Aktuelle BME-Umfrage: Starke bis kritische Beeinträchtigungen

Der Bundesverband Materialwirtschaft, Einkauf und Logistik e.V. (BME) hat seine Mitglieder zu den Auswirkungen der Corona-Pandemie auf ihr Geschäft befragt. Es ist seine dritte Erhebung innerhalb weniger Wochen. Sie zeigt: Mittlerweile leiden praktisch alle Unternehmen der Branche unter der Krise. So spüren …
 

  • 50 Prozent starke bis kritische Beeinträchtigungen ihrer Geschäftsaktivitäten.
  • 45 Prozent leichte negative Auswirkungen.
  • 2 Prozent keine Folgen.

Obwohl viele Betriebe Shutdown-Strategien und -Maßnahmen einsetzen, könnte die Lage noch schlimmer werden. Zwar melden die befragten Unternehmen bislang keine Insolvenzen. Doch „je länger die Corona-Krise anhalte, desto wahrscheinlicher werde dieses Szenario“, schreibt der BME zu der Studie. Insgesamt falle es dem Einkauf zunehmend schwerer, Wertschöpfungs- und Lieferketten aufeinander abzustimmen.
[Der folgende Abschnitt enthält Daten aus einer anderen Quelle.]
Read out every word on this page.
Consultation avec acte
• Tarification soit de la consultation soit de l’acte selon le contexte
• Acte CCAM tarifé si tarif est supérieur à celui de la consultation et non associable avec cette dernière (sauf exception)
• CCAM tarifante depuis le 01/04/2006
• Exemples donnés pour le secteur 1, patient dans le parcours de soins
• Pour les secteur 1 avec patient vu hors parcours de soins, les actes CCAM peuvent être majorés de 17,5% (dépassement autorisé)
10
Besonders stark leide die Liquidität unter den Umständen. Darauf reagieren die Unternehmen unterschiedlich. Während manche Betriebe ihre Lagerkapazitäten abbauen, stocken andere sie auf. Und wegen aufgeschobener Kundenaufträge würden bestellte Waren nicht mehr abgerufen. Insgesamt, so der BME, liegt die Stornierungsrate bei 18 Prozent.
 

Erkenntnisse aus der Umfrage: Digitales Risikomanagement immer wichtiger

Die BME-Umfrage deckt auch auf: Die Corona-Pandemie hat die Branche völlig überrascht. Lediglich 22 Prozent der Betriebe verfügten über ein Pandemie-Szenario. Und von diesen Unternehmen hatte nur die Hälfte konkrete Maßnahmen dazu entwickelt. Das bedeutet im Umkehrschluss, dass das Risikomanagement in 89 Prozent der Fälle nicht auf eine Krise solchen Ausmaßes vorbereitet war.
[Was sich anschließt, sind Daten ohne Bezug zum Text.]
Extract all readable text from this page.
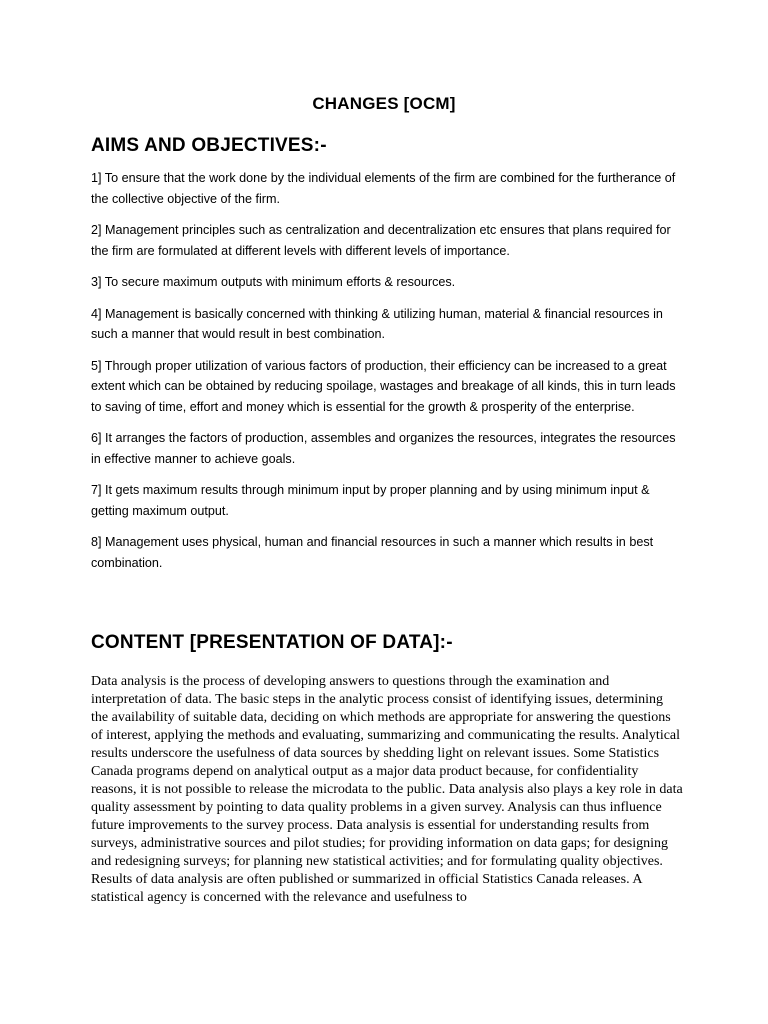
CHANGES [OCM]
AIMS AND OBJECTIVES:-

1] To ensure that the work done by the individual elements of the firm are combined for the furtherance of the collective objective of the firm.

2] Management principles such as centralization and decentralization etc ensures that plans required for the firm are formulated at different levels with different levels of importance.

3] To secure maximum outputs with minimum efforts & resources.

4] Management is basically concerned with thinking & utilizing human, material & financial resources in such a manner that would result in best combination.

5] Through proper utilization of various factors of production, their efficiency can be increased to a great extent which can be obtained by reducing spoilage, wastages and breakage of all kinds, this in turn leads to saving of time, effort and money which is essential for the growth & prosperity of the enterprise.

6] It arranges the factors of production, assembles and organizes the resources, integrates the resources in effective manner to achieve goals.

7] It gets maximum results through minimum input by proper planning and by using minimum input & getting maximum output.

8] Management uses physical, human and financial resources in such a manner which results in best combination.

CONTENT [PRESENTATION OF DATA]:-

Data analysis is the process of developing answers to questions through the examination and interpretation of data. The basic steps in the analytic process consist of identifying issues, determining the availability of suitable data, deciding on which methods are appropriate for answering the questions of interest, applying the methods and evaluating, summarizing and communicating the results. Analytical results underscore the usefulness of data sources by shedding light on relevant issues. Some Statistics Canada programs depend on analytical output as a major data product because, for confidentiality reasons, it is not possible to release the microdata to the public. Data analysis also plays a key role in data quality assessment by pointing to data quality problems in a given survey. Analysis can thus influence future improvements to the survey process. Data analysis is essential for understanding results from surveys, administrative sources and pilot studies; for providing information on data gaps; for designing and redesigning surveys; for planning new statistical activities; and for formulating quality objectives. Results of data analysis are often published or summarized in official Statistics Canada releases. A statistical agency is concerned with the relevance and usefulness to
Judith Richard, Referentin der BME-Fachgruppe Lieferantenmanagement, zieht daraus den Schluss: „In Zukunft wird ein digitales Risikomanagement immer wichtiger werden, um einen transparenten Überblick über die gesamte Lieferkette erhalten zu können. Das haben Gespräche mit Einkäufern, Logistikern und Supply Chain Managern bestätigt.“
 

Nach Corona-Lockerungen: Erste Lieferketten erholen sich

Es gibt allerdings auch Signale einer Erholung. Aufgefangen hat sie Shippeo, eine Datenplattform für die Frachtindustrie. Das Unternehmen ist angebunden an 500 Telematiksysteme von Transporteuren und Verladern sowie an über 140.000 Spediteure. Daraus resultieren folgende Tendenzen für Einkauf und Lieferketten in Europa (Stand Mai 2020):
 

  • Bau und Baumaterialien: Der Bereich war kurz nach Ausbruch der Corona-Krise bis auf vier Prozent eingebrochen. Dank neuer Abstands- und Sicherheitsvorschriften konnten mittlerweile neue Bauprojekte begonnen werden. In der Folge ist eine Steigerung von 23 Prozent zu beobachten.
  • Maschinen, Ausrüstung und Technik: Hier hat die Transportaktivität um 35 Prozent zugenommen, weil Rohmaterial und Ersatzteile teils wieder lieferbar sind.
  • Läden und Verkaufsstellen: Weitreichende Schließungen belasteten anfangs den Non-Food-Einzelhandel. Online-Versand und Abhol-Services führten jedoch dazu, dass hier der Transport von Gütern auf 22 Prozent angestiegen ist.

Nahezu unbeeindruckt von der Corona-Pandemie zeigt sich weiterhin der Nahrungsmittelsektor. Schließlich blieben Lebensmittelgeschäfte und Supermärkte trotz Lockdown geöffnet. Zusätzlich verzeichnet die Branche seit Beginn der Krise eine erhöhte Nachfrage. Laut der Shippeo-Momentaufnahme operieren hier die Transporteure auf 101 Prozent des üblichen Niveaus.

Schlecht steht es nach wie vor um die Automobil- und Transportbranche: Die Lieferkettenaktivität liegt bei lediglich fünf Prozent. Das liegt einerseits an früh stillgelegten Fertigungslinien, andererseits mangelt es noch am Bauteilenachschub aus der asiatischen Region. Hinzu kommt die weitverbreitete komplexe Just-in-time-Produktion des Sektors, die das Anlaufen der Herstellung erschwert.